I don't fully grasp the goals of this analysis yet. Is the idea to check the concordance with the sex
column in pbta_histologies.csv? If so, then I would consider whether or not it's part of the clinical data harmonization task:
https://alexslemonade.github.io/OpenPBTA-manuscript/#clinical-data-harmonization
If so, I think you could convert sex
to recorded_sex
and add a germline_sex_estimate
column to that file. Opening an issue for building a classifier for sex from the RNA expression data could also be helpful. It would be a good QC of our RNA-expression data, and also it should be quite accurate - probably enough that reporting concordance with both of the above could be interesting enough for a brief mention in the paper. Imagine folks who have a dataset with just RNA-expression data but who want to look at concordance with metadata: does RNA-based prediction agree at a similar level as germline-based? Finally, it also seems like a good_first_issue
since all of the required bits except these germline-based predictions are already present, and it sounds like those will make it into release V3.
Back story was we determined it to ensure our CNV benchmarking calls use the correct panel of normals (PON; male panel for male patients only, etc). Currently, CBTTC samples were paired T/N for CNVkit calls and PNOC samples were run using a mixed PON. The reason I really want to get those CNV calls on the sex chromosomes right is in the case of ATRX deletions (X chr).
We found 11 samples non-concordant with reported gender
and one which we deemed contaminated (this one did not make it into PBTA due to a T/N mismatch QC, but was in the run). We did this on RNA as well, but this method is clearly not the way to go for RNA.
2019-08-21-bfx scientific meeting-shrivats.pptx
I like the idea of adding that to clinical data harmonization methods - we will do that, and I can change the headers of that V3 clinical file as you suggest. Thanks!
The RNA-seq analysis there looks like you're just looking at the fraction mapping to Y. I think that's different than the analysis suggested in https://github.com/AlexsLemonade/OpenPBTA-analysis/issues/73#issuecomment-525274972, which should be more sensitive and specific. I still think the analysis proposed above could be helpful to compare. Some folks may have RNA-seq only cohorts, so knowing how a classifier built there would compare with germline could still be useful.
Is it also interesting that you're getting those mappings to the Y chromsome for females? I'm guessing these are mapping to the pseudoautosomal regions or potentially repeats. Would this be helpful for assessing alignment/calling approaches? I imagine this must already have been done by someone.
Agreed - we hadn't explored classifiers yet, but think we should! Yes - I think GATK has an input parameter dealing with sex that we currently don't use, but could improve calls on sex chromosomes.

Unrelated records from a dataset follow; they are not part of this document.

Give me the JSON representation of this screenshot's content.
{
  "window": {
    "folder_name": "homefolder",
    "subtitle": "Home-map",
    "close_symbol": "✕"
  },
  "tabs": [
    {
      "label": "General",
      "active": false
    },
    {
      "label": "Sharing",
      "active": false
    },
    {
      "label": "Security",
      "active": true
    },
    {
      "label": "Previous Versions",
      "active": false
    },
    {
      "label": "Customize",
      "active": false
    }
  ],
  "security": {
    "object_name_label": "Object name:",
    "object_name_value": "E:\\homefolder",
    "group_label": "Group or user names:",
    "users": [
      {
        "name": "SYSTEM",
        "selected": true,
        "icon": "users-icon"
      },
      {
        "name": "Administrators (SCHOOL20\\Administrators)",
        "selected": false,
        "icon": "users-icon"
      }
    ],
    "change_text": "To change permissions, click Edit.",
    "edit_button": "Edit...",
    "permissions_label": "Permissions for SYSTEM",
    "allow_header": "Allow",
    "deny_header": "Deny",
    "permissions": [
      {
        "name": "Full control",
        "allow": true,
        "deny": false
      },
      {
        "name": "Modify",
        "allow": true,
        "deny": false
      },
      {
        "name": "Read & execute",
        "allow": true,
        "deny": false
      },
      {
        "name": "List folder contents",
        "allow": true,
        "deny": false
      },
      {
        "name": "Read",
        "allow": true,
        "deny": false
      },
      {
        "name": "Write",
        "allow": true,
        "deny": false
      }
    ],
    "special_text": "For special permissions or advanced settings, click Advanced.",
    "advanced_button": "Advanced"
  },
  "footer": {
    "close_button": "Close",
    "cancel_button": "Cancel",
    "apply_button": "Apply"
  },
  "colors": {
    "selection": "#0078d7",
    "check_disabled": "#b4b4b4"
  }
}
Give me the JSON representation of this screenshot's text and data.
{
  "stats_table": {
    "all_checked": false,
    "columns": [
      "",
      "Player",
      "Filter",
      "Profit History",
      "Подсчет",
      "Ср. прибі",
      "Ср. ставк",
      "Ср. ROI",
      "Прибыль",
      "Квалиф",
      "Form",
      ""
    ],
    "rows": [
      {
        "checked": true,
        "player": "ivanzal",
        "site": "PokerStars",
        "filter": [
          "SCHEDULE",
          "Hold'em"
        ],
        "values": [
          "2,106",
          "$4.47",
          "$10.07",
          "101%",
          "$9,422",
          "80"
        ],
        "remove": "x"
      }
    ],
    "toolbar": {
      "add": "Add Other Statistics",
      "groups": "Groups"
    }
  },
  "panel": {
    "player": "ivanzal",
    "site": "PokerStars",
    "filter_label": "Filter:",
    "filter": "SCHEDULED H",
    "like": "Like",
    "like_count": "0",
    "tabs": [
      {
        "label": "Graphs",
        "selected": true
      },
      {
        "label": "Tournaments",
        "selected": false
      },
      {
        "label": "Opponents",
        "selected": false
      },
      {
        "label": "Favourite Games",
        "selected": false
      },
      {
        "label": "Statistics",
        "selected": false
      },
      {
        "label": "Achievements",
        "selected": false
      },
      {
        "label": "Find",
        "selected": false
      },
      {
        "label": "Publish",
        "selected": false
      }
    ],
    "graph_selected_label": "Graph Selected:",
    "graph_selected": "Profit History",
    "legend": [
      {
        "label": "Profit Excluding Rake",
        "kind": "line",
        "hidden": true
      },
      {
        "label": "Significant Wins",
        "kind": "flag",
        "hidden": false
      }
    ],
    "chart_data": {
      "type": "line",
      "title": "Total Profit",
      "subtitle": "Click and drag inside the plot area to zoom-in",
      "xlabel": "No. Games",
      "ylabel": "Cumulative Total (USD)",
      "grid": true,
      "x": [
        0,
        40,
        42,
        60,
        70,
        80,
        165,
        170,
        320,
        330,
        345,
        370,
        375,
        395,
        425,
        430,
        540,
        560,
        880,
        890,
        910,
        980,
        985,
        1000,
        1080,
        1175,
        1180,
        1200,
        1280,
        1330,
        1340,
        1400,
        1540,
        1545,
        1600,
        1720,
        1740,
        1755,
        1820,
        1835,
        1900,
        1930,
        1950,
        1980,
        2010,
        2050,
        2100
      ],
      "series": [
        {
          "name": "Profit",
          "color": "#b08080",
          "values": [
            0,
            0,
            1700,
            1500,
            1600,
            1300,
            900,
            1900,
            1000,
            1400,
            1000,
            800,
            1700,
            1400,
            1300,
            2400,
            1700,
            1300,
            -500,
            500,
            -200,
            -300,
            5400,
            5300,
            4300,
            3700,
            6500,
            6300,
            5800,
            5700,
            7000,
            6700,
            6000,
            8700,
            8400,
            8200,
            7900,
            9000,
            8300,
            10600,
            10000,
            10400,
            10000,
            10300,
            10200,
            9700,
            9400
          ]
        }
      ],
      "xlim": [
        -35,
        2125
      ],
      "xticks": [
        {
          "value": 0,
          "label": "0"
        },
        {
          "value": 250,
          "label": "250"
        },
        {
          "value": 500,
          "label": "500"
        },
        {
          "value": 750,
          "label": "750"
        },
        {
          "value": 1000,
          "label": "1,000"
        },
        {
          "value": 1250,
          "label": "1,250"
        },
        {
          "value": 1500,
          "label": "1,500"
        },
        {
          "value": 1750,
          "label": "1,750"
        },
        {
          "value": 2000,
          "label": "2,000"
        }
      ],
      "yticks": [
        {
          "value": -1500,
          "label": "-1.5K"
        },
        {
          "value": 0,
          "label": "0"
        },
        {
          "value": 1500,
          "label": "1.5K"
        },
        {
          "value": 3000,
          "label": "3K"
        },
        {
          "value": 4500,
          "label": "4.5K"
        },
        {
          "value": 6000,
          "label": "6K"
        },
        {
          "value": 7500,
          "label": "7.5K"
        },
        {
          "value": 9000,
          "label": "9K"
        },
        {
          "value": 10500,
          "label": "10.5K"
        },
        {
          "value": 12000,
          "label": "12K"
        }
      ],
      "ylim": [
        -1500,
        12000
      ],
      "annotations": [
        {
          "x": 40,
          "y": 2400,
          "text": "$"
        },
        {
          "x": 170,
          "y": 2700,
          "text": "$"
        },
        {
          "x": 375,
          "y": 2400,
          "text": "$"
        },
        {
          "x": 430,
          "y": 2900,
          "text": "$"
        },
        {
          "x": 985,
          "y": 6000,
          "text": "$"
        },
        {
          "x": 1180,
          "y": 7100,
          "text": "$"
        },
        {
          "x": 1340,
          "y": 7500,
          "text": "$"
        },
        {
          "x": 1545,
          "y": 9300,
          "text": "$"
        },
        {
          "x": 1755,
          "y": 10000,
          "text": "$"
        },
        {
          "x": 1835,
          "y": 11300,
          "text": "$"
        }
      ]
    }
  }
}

I'd propose as a path forward:
Does this sound good? I have lots of meetings today, but I'll try to get the new issue filed at some point if you agree with this strategy.
Agreed!
Ok - I filed #84! I think the next step is to close this when the changes to histology land.
Scientific goals
What are the scientific goals of the analysis? Accurately predict sex of PBTA samples for downstream analyses
Proposed methods
What methods do you plan to use to accomplish the scientific goals? Ratio of Y:X+Y chromosomes XIST expression in RNA
Required input data
What input data will you use for this analysis? normal DNA BAMS RNA-Seq FPKM
Proposed timeline
What is the timeline for the analysis? One week
Relevant literature
If there is relevant scientific literature, put links to those items here.